Answer: W. P. Carey is one of the best business schools in the country, and that sealed the deal for me. I have friends who have graduated from ASU and they mentioned that professors are really accommodating to their students’ needs.

Q: What drew you to your major?

A: I decided to study computer information systems because it is challenging and it covers some of my interests, such as cybersecurity, programming, business and mathematics. CIScomputer information systems is versatile, which means I can have a plethora of choices in terms of career path. I can be an expert in various areas in both the business and computer field. The world of business and technology keeps on evolving, and this is going to sound cheesy, but I would love to be part of that growth.

Q: What are you most excited to experience your first semester?

A: Food, making new friends and attending the events that the university has in store for the ASU community.

Q: What do you like to brag about to friends about ASU?

A: The great hot dog sandwiches at Dave’s Doghouse, the pool tables in the Memorial Union and the awesome fitness centers.

Q: What talents and skills are you bringing to the ASU community?

A: I believe I can influence the community at ASU with my principles and mindset. I can also use my leadership skills inside and outside of the classroom. In terms of talents, I play basketball, I am musically inclined and lastly, I’m into photography. If the ASU community needs extra muscle in those areas, I’ll be happy to help!

Raphael Cabacungan

Q: What do you hope to accomplish during your college years?

A: I want to be on the Dean’s List and finish strong in college. I would also love to build a network with my fellow students and professors. A strong network can set me up for a good future.

Q: What’s one interesting fact about yourself that only your friends know?

A: I started college when I was 16, which was seven years ago. I have attended three years of university in the Philippines and one year of community college here in Arizona.

Q: If someone gave you $40 million to solve one problem in our world, what would you choose?

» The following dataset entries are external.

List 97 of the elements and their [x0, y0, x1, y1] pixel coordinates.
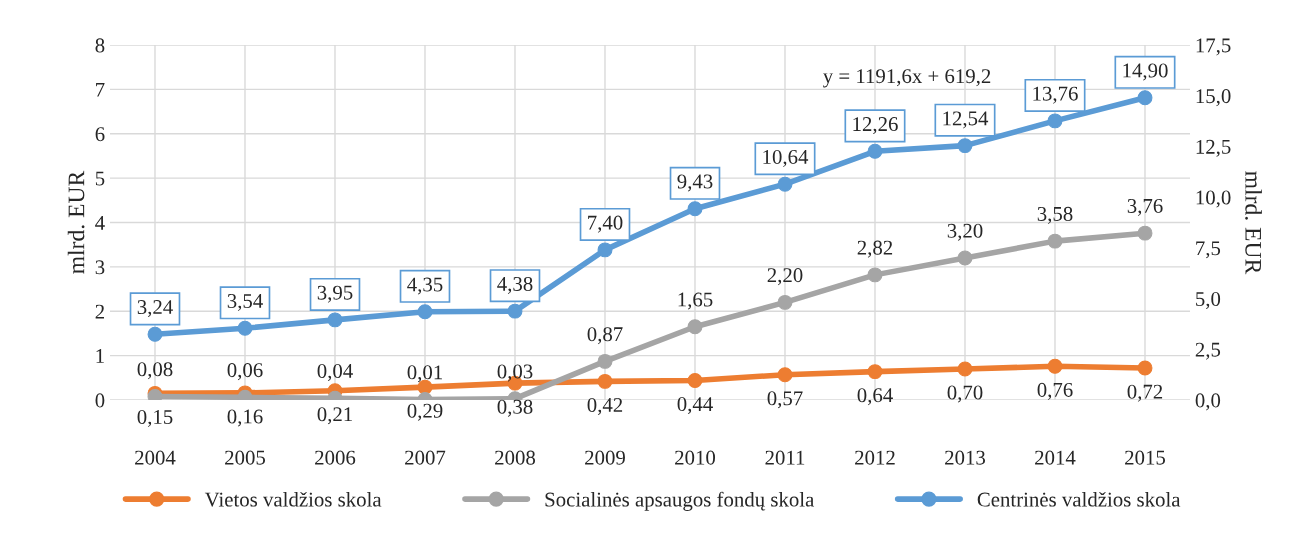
y-tick-label: 2	[95, 304, 104, 319]
point	[957, 138, 973, 154]
legend-label: Vietos valdžios skola	[204, 491, 382, 507]
y-tick-label: 0	[95, 393, 105, 408]
data-label: 3,20	[947, 223, 983, 241]
point	[1047, 113, 1063, 129]
point	[957, 250, 973, 266]
point	[687, 319, 703, 335]
data-label: 2,82	[857, 240, 893, 258]
point	[1047, 358, 1063, 374]
x-tick-label: 2011	[765, 450, 805, 465]
data-label: 3,24	[137, 300, 173, 318]
y2-tick-label: 7,5	[1196, 241, 1221, 259]
data-label: 3,58	[1037, 206, 1073, 224]
data-label: 7,40	[588, 215, 623, 233]
x-tick-label: 2010	[675, 450, 716, 465]
y-tick-label: 1	[96, 349, 104, 363]
data-label: 13,76	[1033, 86, 1078, 104]
point	[1137, 90, 1153, 106]
y2-tick-label: 5,0	[1196, 291, 1221, 309]
point	[597, 242, 613, 258]
data-label: 0,29	[407, 403, 443, 421]
annotation: y = 1191,6x + 619,2	[823, 69, 991, 88]
data-label: 0,16	[227, 409, 263, 427]
y-tick-label: 6	[95, 127, 105, 142]
data-label: 0,76	[1037, 382, 1073, 400]
point	[327, 312, 343, 328]
data-label: 0,57	[767, 391, 803, 409]
point	[597, 373, 613, 389]
data-label: 3,95	[317, 285, 353, 303]
point	[237, 320, 253, 336]
y2-tick-label: 0,0	[1195, 393, 1221, 411]
data-label: 1,65	[678, 292, 713, 310]
data-label: 0,44	[677, 397, 713, 415]
y-tick-label: 5	[95, 171, 105, 186]
data-label: 9,43	[677, 174, 713, 192]
point	[687, 201, 703, 217]
x-tick-label: 2013	[945, 450, 986, 465]
point	[777, 367, 793, 383]
data-label: 4,35	[407, 277, 443, 295]
point	[867, 143, 883, 159]
point	[867, 267, 883, 283]
data-label: 10,64	[763, 149, 809, 167]
data-label: 0,21	[317, 407, 352, 425]
x-tick-label: 2006	[315, 450, 356, 465]
x-tick-label: 2015	[1125, 450, 1166, 465]
point	[777, 294, 793, 310]
y-tick-label: 4	[95, 216, 105, 230]
y-tick-label: 8	[95, 38, 105, 53]
point	[597, 353, 613, 369]
data-label: 0,06	[227, 363, 263, 381]
x-tick-label: 2009	[585, 450, 625, 465]
point	[1137, 225, 1153, 241]
x-tick-label: 2008	[495, 450, 536, 465]
y2-axis-title: mlrd. EUR	[1245, 171, 1262, 275]
y2-tick-label: 17,5	[1196, 38, 1231, 56]
point	[1047, 233, 1063, 249]
data-label: 0,42	[587, 397, 623, 415]
legend-label: Socialinės apsaugos fondų skola	[545, 491, 815, 511]
point	[867, 364, 883, 380]
legend-label: Centrinės valdžios skola	[977, 491, 1181, 507]
y-axis-title: mlrd. EUR	[67, 170, 85, 274]
y2-tick-label: 2,5	[1195, 342, 1221, 360]
data-label: 12,26	[853, 117, 898, 135]
data-label: 0,72	[1127, 384, 1163, 402]
x-tick-label: 2005	[225, 450, 266, 465]
y2-tick-label: 15,0	[1196, 89, 1231, 107]
point	[147, 326, 163, 342]
data-label: 0,04	[317, 363, 353, 382]
point	[777, 176, 793, 192]
point	[1137, 360, 1153, 376]
y-tick-label: 3	[95, 260, 105, 275]
data-label: 3,76	[1127, 198, 1163, 216]
data-label: 4,38	[497, 276, 533, 294]
data-label: 0,15	[137, 409, 173, 427]
point	[507, 303, 523, 319]
data-label: 12,54	[943, 111, 989, 129]
data-label: 0,01	[407, 365, 442, 383]
x-tick-label: 2004	[135, 450, 176, 465]
data-label: 0,64	[857, 388, 893, 406]
x-tick-label: 2007	[405, 450, 446, 465]
data-label: 0,08	[137, 362, 173, 380]
data-label: 0,87	[587, 327, 623, 345]
data-label: 14,90	[1123, 63, 1168, 81]
point	[687, 373, 703, 388]
y2-tick-label: 10,0	[1196, 190, 1231, 208]
point	[957, 361, 973, 377]
data-label: 0,03	[497, 364, 533, 382]
point	[417, 304, 433, 320]
data-label: 0,70	[947, 385, 983, 403]
x-tick-label: 2012	[855, 450, 895, 465]
x-tick-label: 2014	[1035, 450, 1076, 465]
y2-tick-label: 12,5	[1196, 139, 1231, 157]
data-label: 2,20	[767, 268, 803, 286]
data-label: 3,54	[227, 293, 263, 311]
y-tick-label: 7	[96, 82, 105, 97]
data-label: 0,38	[497, 399, 533, 417]
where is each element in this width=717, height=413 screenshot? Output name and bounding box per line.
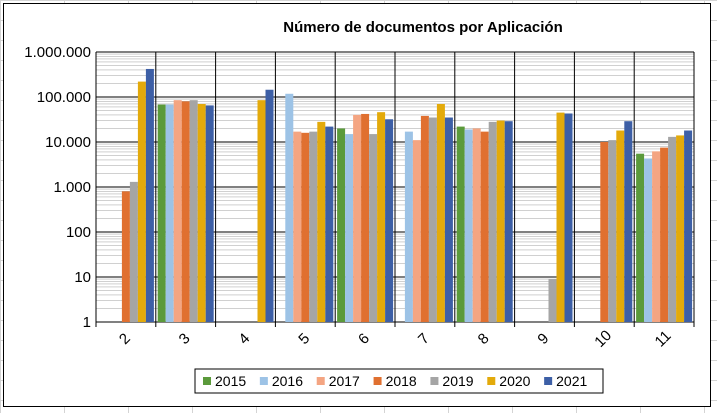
bar-2019-cat-11 [668,136,677,322]
bar-2017-cat-8 [472,128,481,322]
bar-2017-cat-6 [353,114,362,322]
bar-2018-cat-2 [121,191,130,322]
x-tick-label: 10 [591,327,615,351]
bar-2016-cat-5 [285,93,294,322]
bar-2021-cat-11 [684,130,693,322]
legend-label-2018: 2018 [386,373,417,389]
bar-2021-cat-2 [145,68,154,322]
y-tick-label: 100.000 [37,89,91,106]
bar-2017-cat-3 [173,100,182,322]
bar-2018-cat-10 [600,142,609,322]
bar-2017-cat-5 [293,131,302,322]
x-tick-label: 6 [355,330,373,348]
bar-2021-cat-8 [504,121,513,322]
legend-label-2016: 2016 [272,373,303,389]
bar-2021-cat-3 [205,105,214,322]
legend-swatch-2021 [544,377,553,385]
bar-2020-cat-7 [436,103,445,323]
bar-2020-cat-10 [616,130,625,322]
y-tick-label: 1.000 [53,179,91,196]
legend-label-2017: 2017 [329,373,360,389]
y-tick-label: 1 [83,314,91,331]
legend[interactable]: 2015 2016 2017 2018 2019 2020 2021 [194,368,604,394]
legend-swatch-2015 [203,377,211,385]
x-tick-label: 3 [176,330,194,348]
bar-2015-cat-3 [157,104,166,322]
bar-2020-cat-4 [257,100,266,322]
bar-2021-cat-9 [564,113,573,322]
bar-2019-cat-10 [608,140,617,322]
x-tick-label: 9 [534,330,552,348]
bar-2019-cat-5 [309,131,318,322]
bar-2018-cat-5 [301,132,310,322]
bar-2016-cat-8 [464,129,473,322]
legend-swatch-2017 [316,377,325,385]
bar-2017-cat-7 [412,140,421,322]
y-tick-label: 100 [66,224,91,241]
bar-2015-cat-8 [456,126,465,323]
bar-2020-cat-11 [676,135,685,322]
bar-2020-cat-3 [197,103,206,323]
legend-swatch-2019 [430,377,439,385]
legend-label-2015: 2015 [215,373,246,389]
legend-box [194,368,604,394]
legend-swatch-2020 [487,377,496,385]
bar-2016-cat-11 [644,158,653,322]
bar-2020-cat-2 [137,81,146,323]
bar-2019-cat-6 [369,134,378,322]
x-tick-label: 11 [652,327,675,350]
bar-2018-cat-11 [660,147,669,322]
bar-2018-cat-6 [361,113,370,322]
chart-title: Número de documentos por Aplicación [283,19,562,36]
bar-2018-cat-3 [181,101,190,322]
legend-swatch-2016 [259,377,268,385]
bar-2019-cat-3 [189,100,198,322]
bar-2019-cat-8 [488,121,497,322]
bar-2015-cat-6 [337,128,346,322]
y-tick-label: 10.000 [45,134,91,151]
x-tick-label: 8 [475,330,493,348]
bar-2018-cat-8 [480,131,489,322]
legend-swatch-2018 [373,377,382,385]
x-tick-label: 7 [415,330,433,348]
x-tick-label: 5 [295,330,313,348]
bar-2021-cat-10 [624,121,633,322]
legend-label-2020: 2020 [499,373,530,389]
bars [121,68,693,323]
bar-2020-cat-8 [496,120,505,322]
bar-2016-cat-6 [345,134,354,322]
x-tick-label: 2 [116,330,134,348]
axes: 1 10 100 1.000 10.000 100.000 1.000.000 2 3 4 5 6 7 8… [24,44,695,351]
y-tick-label: 10 [74,269,91,286]
bar-2017-cat-11 [652,151,661,322]
legend-label-2021: 2021 [556,373,587,389]
x-tick-label: 4 [235,330,253,348]
bar-2021-cat-7 [444,117,453,322]
bar-2018-cat-7 [420,115,429,323]
legend-label-2019: 2019 [442,373,473,389]
y-tick-label: 1.000.000 [24,44,91,61]
bar-2020-cat-6 [377,112,386,322]
bar-2019-cat-7 [428,117,437,322]
bar-2021-cat-5 [325,126,334,323]
bar-2016-cat-7 [404,131,413,322]
bar-2016-cat-3 [165,104,174,322]
bar-2021-cat-6 [385,119,394,322]
bar-2020-cat-9 [556,112,565,322]
bar-2019-cat-2 [129,181,138,322]
bar-2019-cat-9 [548,279,557,322]
bar-2020-cat-5 [317,121,326,322]
bar-2015-cat-11 [636,153,645,322]
bar-2021-cat-4 [265,89,274,323]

A: I would choose to solve poverty. Solving poverty also helps cover issues like hunger and homelessness. With $40 million, I could invest in some charitable organizations that fight poverty. I could also help build support centers in countries with extreme poverty as safe havens that provide poor people temporary shelter and food. Being able to assist the poor during their struggle can help them get a better chance in life.